Body Temperature Variation: How does Circular Track it?
The Circular ring continuously monitors your temperature variation through a digital temperature sensor.
As the temperature of your skin is largely affected by your environment during your awake period, whether you are outdoors, doing sauna or swimming, it is not relevant to use the data during your awake period for our analyses because we do not know the reliability of the measurements and what you were doing at that time. On the other hand, when you sleep, you are supposed to be more often in the same environment and you would expect temperature to be the same from day to day if there is no factor impacting your temperature.
This is why we do not give the exact absolute temperature in celcius (for example) because the temperature of your skin may sometimes be irrelevant depending on where you are. It is important to know that the temperature also varies a lot during your awake period in relation to your chronotype. It may be lower in the morning than in the afternoon by 0.8 degrees celcius for example. And much higher with physical activity.
We use skin temperature on a biger scope by comparing your daily average during sleep to an average made of 14 days. This way we can detect daily significant temperature variations that make sense.

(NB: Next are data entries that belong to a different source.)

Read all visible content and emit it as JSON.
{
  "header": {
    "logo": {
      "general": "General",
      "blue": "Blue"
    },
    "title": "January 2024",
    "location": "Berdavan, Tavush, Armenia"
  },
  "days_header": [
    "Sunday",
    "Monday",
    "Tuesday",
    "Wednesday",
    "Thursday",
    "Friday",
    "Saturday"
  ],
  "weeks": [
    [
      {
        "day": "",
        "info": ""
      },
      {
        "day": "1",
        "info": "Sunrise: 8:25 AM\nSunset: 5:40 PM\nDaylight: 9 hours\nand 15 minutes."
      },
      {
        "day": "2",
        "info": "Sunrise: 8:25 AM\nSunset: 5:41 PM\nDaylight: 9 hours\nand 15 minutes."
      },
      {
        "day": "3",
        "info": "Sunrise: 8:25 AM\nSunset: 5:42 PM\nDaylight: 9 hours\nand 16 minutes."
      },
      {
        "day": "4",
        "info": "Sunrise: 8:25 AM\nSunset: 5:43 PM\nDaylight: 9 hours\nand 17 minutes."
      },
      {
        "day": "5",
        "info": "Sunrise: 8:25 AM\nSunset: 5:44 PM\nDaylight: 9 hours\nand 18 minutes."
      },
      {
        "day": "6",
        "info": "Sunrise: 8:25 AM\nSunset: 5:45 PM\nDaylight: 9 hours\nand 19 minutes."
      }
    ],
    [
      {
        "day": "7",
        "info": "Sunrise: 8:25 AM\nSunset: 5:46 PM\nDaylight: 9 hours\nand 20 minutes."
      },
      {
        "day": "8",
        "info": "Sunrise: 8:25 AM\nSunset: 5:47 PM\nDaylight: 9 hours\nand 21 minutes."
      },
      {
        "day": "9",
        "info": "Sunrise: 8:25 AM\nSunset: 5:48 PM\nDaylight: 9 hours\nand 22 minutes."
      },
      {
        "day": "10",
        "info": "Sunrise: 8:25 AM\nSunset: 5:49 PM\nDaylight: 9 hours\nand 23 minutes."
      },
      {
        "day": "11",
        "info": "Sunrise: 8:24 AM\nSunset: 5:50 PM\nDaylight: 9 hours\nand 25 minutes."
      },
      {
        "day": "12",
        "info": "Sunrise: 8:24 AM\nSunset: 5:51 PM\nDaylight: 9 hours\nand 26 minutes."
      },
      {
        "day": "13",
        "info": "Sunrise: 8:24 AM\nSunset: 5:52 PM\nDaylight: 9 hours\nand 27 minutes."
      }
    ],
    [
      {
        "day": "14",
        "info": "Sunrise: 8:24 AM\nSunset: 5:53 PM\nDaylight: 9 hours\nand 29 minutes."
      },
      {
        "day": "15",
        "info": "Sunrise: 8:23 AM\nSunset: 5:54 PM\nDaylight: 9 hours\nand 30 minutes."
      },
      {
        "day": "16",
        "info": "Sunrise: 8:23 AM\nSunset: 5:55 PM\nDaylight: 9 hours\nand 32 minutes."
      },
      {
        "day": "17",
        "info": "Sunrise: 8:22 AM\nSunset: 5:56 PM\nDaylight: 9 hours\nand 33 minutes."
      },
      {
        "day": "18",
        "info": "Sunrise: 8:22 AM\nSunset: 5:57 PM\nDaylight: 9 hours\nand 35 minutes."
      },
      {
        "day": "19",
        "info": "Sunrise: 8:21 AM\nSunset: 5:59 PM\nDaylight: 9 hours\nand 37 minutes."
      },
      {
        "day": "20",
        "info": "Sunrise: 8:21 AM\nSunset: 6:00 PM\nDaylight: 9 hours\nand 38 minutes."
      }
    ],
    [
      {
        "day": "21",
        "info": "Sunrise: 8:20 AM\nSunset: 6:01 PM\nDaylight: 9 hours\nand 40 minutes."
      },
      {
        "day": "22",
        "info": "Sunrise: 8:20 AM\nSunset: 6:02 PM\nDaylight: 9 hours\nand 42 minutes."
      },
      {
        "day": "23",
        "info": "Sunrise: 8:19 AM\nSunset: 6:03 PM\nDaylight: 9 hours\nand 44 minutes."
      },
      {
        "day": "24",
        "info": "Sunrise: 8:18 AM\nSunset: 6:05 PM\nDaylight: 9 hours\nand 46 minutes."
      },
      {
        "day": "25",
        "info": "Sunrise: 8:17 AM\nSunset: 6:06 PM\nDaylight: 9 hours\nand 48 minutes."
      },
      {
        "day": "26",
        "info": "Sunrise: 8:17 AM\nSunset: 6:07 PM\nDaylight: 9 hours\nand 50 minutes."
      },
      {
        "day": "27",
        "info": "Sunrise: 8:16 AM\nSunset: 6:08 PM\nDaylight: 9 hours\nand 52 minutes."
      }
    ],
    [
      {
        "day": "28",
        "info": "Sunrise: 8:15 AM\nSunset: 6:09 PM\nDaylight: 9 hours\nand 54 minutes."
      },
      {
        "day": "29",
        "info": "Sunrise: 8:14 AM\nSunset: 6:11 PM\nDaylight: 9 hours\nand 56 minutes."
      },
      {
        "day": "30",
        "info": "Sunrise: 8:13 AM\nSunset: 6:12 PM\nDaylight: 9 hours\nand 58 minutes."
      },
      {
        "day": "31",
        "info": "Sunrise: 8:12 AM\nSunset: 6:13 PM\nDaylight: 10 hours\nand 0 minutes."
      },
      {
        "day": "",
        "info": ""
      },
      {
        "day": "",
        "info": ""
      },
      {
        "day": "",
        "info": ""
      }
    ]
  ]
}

You can see your temperature variation in the activity analysis circle as a contributor of your energy score. And you can see the details, see the trend, and compare your daily value with a broader view in the sleep analysis graphs.

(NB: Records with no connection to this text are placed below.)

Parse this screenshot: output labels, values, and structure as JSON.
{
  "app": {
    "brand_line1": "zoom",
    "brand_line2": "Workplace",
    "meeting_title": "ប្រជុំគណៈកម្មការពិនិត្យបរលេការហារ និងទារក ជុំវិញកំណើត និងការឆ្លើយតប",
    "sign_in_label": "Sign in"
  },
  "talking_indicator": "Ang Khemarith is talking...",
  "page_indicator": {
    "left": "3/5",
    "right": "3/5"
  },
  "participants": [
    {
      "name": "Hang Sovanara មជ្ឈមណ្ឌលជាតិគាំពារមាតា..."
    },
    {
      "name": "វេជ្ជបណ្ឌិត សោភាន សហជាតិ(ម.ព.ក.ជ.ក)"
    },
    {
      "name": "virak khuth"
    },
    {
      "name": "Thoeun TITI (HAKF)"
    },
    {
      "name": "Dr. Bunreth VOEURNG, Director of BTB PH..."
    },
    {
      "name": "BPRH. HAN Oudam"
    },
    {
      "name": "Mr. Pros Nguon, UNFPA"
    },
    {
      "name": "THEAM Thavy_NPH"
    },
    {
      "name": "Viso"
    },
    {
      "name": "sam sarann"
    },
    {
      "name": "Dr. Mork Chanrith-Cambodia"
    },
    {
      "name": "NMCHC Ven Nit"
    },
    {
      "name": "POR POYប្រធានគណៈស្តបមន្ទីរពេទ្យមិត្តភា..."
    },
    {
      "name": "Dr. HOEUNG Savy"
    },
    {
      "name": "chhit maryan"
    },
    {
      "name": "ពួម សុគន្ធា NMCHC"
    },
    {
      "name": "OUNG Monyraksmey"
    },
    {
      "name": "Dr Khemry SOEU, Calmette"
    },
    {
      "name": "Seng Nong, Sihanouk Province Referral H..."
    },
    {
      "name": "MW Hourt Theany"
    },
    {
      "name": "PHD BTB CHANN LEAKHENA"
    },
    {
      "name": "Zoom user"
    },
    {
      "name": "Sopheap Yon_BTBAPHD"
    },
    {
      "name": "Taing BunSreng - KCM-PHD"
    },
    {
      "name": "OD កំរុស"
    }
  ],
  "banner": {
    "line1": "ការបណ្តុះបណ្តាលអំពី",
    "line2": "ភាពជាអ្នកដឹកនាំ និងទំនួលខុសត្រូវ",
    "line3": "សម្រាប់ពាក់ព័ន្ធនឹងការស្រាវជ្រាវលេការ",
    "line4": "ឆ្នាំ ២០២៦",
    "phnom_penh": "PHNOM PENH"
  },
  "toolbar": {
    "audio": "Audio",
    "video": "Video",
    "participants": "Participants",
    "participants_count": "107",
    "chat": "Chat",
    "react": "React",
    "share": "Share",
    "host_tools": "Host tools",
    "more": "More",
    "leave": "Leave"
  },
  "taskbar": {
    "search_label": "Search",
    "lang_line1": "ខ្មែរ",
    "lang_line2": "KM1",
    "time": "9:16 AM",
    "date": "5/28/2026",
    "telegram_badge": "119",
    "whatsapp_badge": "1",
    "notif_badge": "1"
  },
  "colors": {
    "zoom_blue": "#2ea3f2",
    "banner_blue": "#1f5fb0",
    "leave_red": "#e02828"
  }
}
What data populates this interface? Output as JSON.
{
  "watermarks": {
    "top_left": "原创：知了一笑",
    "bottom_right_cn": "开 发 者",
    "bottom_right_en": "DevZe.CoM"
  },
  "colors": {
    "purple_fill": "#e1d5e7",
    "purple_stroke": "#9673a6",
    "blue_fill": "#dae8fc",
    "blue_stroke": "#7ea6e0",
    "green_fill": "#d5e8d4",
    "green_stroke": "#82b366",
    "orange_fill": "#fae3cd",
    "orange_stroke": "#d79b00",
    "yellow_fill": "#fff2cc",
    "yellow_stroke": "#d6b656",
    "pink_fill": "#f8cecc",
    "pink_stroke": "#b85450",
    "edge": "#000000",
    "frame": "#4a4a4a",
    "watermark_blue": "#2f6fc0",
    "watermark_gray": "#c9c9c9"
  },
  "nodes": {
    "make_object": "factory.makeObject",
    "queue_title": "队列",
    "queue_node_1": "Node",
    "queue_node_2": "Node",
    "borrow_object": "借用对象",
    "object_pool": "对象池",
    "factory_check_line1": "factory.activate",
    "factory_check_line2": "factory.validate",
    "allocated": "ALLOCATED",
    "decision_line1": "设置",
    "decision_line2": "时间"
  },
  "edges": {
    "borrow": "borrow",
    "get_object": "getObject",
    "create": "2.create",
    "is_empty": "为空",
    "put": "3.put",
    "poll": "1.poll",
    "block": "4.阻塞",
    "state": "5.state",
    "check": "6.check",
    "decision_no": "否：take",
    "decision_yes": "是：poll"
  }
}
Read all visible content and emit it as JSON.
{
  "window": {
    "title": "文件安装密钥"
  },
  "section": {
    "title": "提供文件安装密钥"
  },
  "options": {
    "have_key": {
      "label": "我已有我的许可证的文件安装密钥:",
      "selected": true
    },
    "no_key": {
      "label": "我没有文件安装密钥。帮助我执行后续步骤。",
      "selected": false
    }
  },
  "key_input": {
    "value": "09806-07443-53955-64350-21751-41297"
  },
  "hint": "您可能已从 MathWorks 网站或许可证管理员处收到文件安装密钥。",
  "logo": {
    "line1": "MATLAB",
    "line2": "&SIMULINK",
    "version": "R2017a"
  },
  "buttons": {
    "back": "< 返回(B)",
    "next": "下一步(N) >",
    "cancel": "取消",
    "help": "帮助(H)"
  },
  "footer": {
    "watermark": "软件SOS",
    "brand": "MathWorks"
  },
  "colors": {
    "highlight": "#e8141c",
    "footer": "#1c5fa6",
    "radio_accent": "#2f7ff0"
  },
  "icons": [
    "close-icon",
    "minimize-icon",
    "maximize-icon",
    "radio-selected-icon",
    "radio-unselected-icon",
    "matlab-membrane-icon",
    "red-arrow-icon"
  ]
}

Temperature variation is an essential metric to evaluate how your natural defenses respond to your environment. From a medical point of view, it is very important to measure body temperature. Indeed, many illness are accompanied by variations in body temperature.
When the variation is higher than +/- 0.8 degrees Celsius, that’s when you need to start paying attention. An advice would be measuring your body temperature with a thermometer when this happens.

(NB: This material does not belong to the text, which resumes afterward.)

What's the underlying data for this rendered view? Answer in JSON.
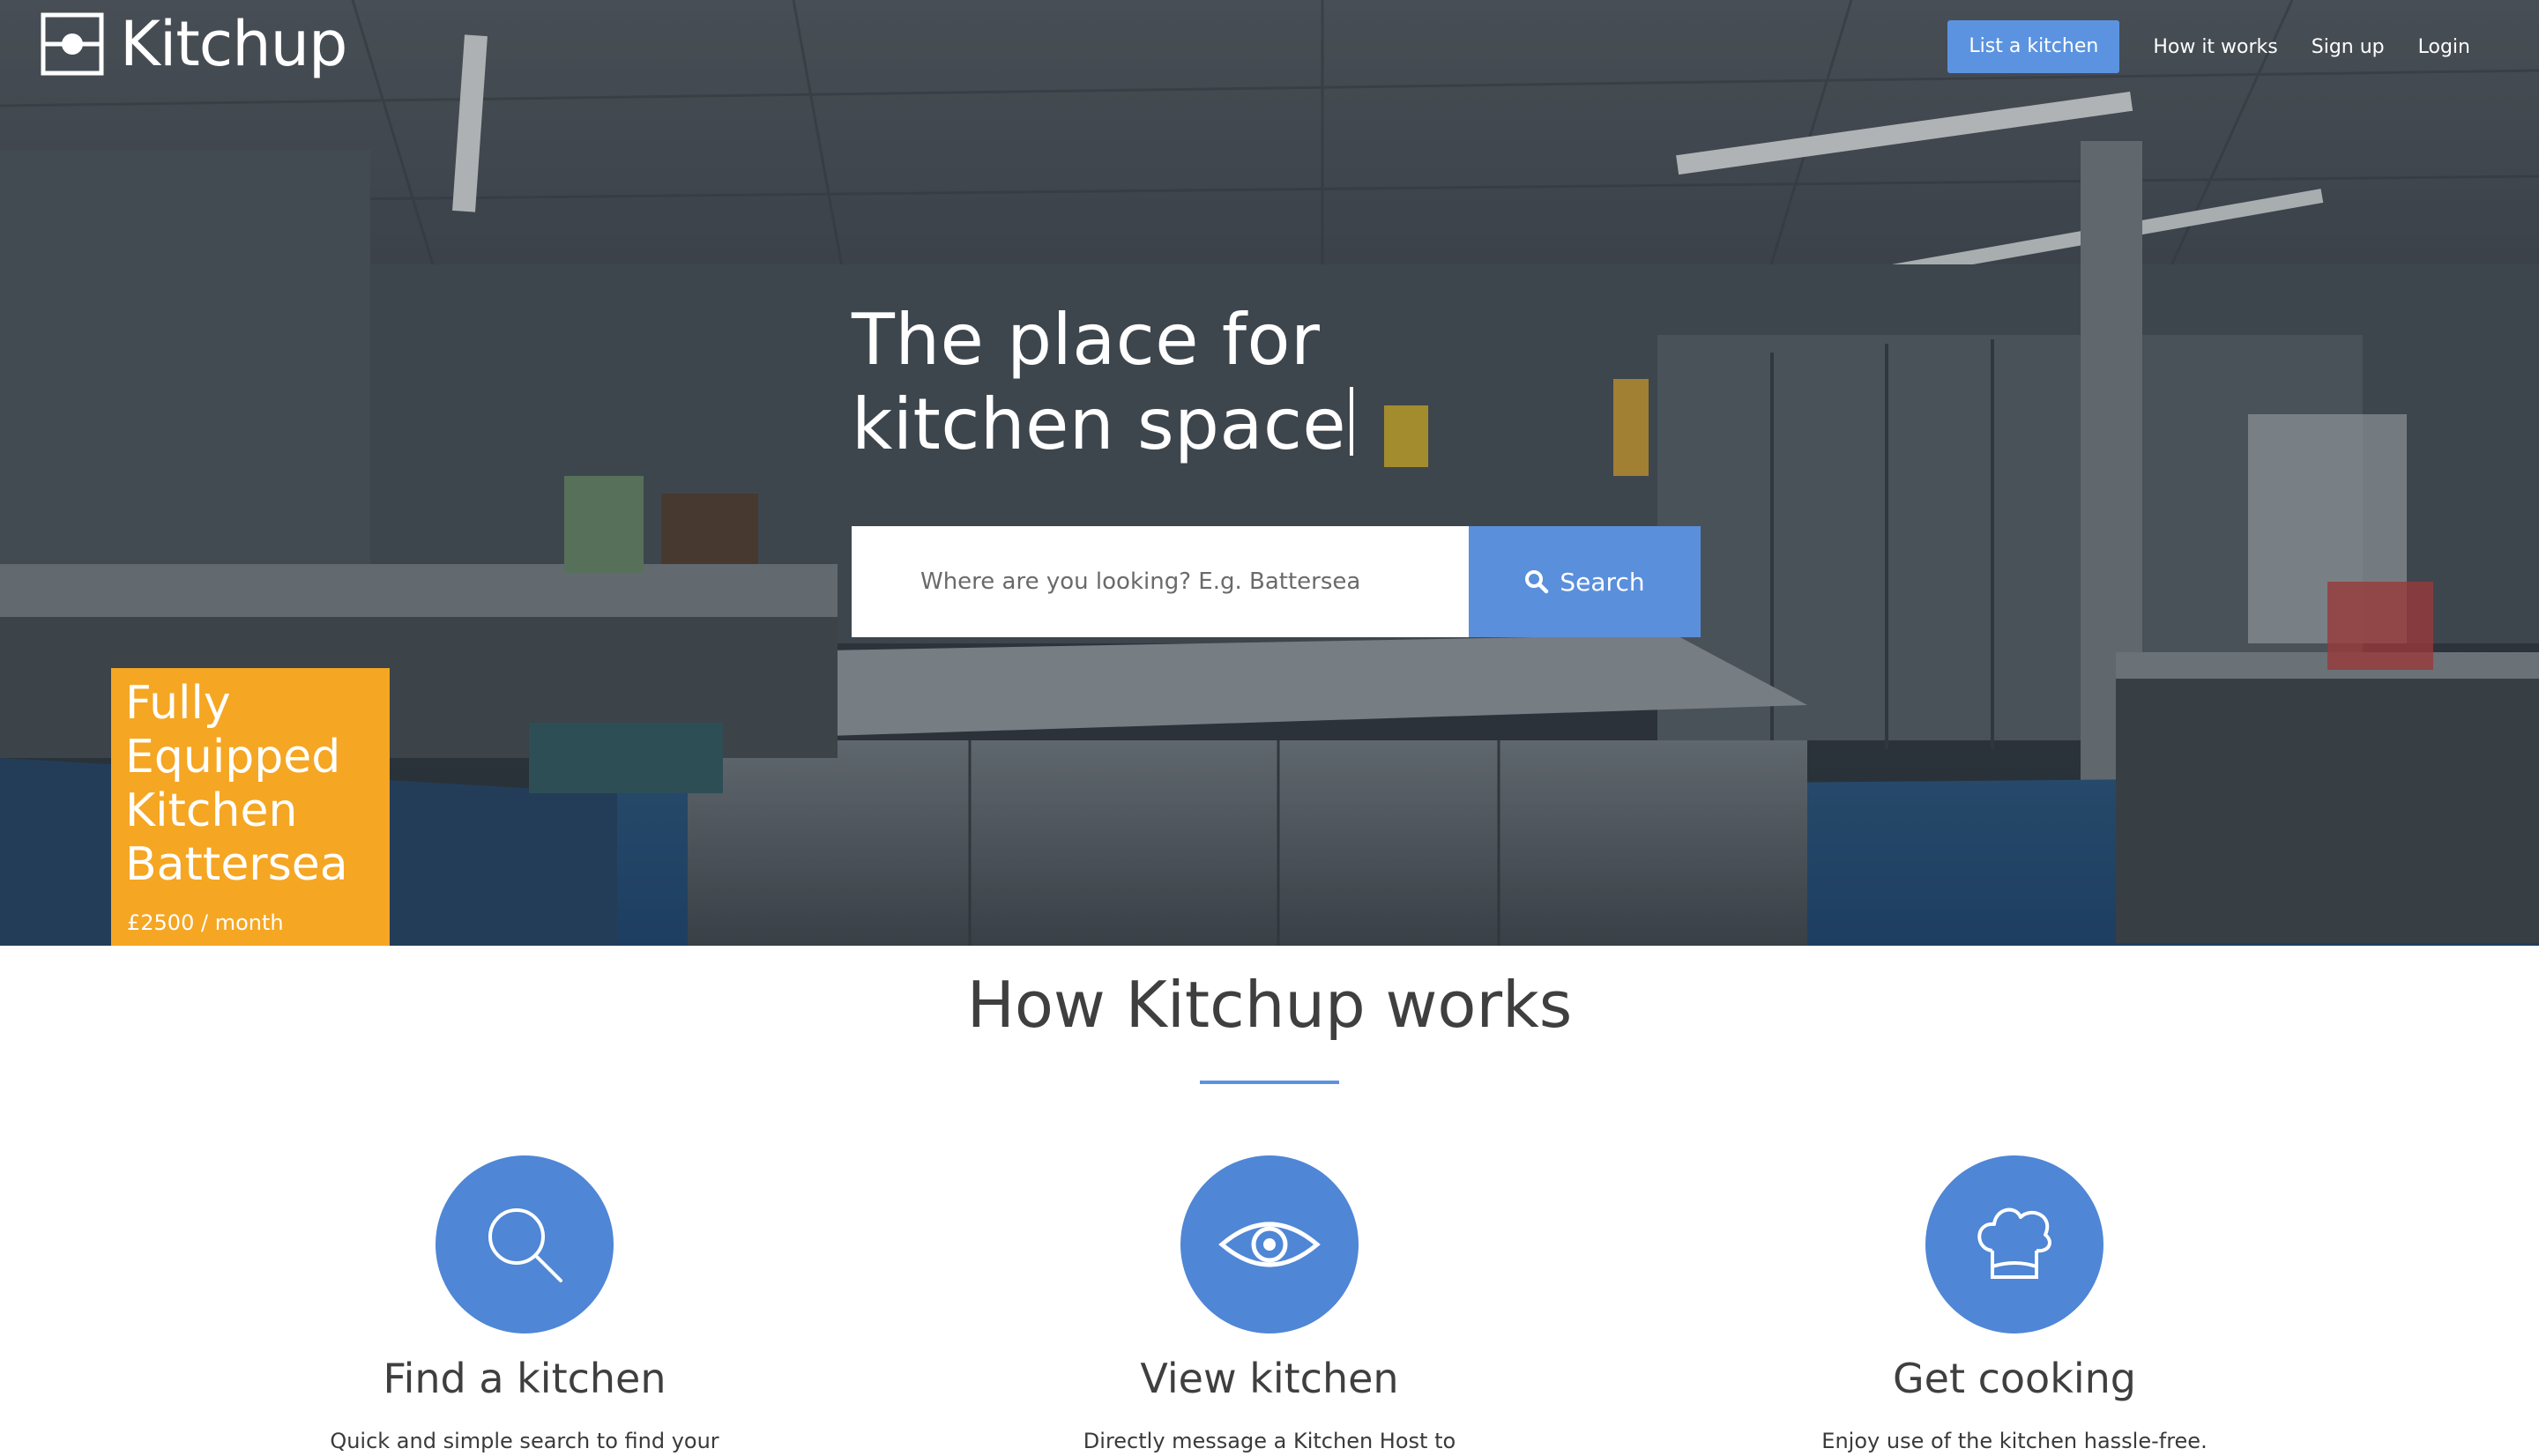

Any variance above or under your baseline can give a lot of crucial information. It can fluctuate with activity, your nutrition, your circadian rhythm, can indicate that your body fights against an illness, can reflect external environment changes such as a season change and can even reflect a woman’s menstrual cycle very clearly.
Typically, the pattern for menstrual cycles is a temperature drop from your periods through your ovulation phase, followed by a rise from the end of your ovulation until the beginning of your next periods.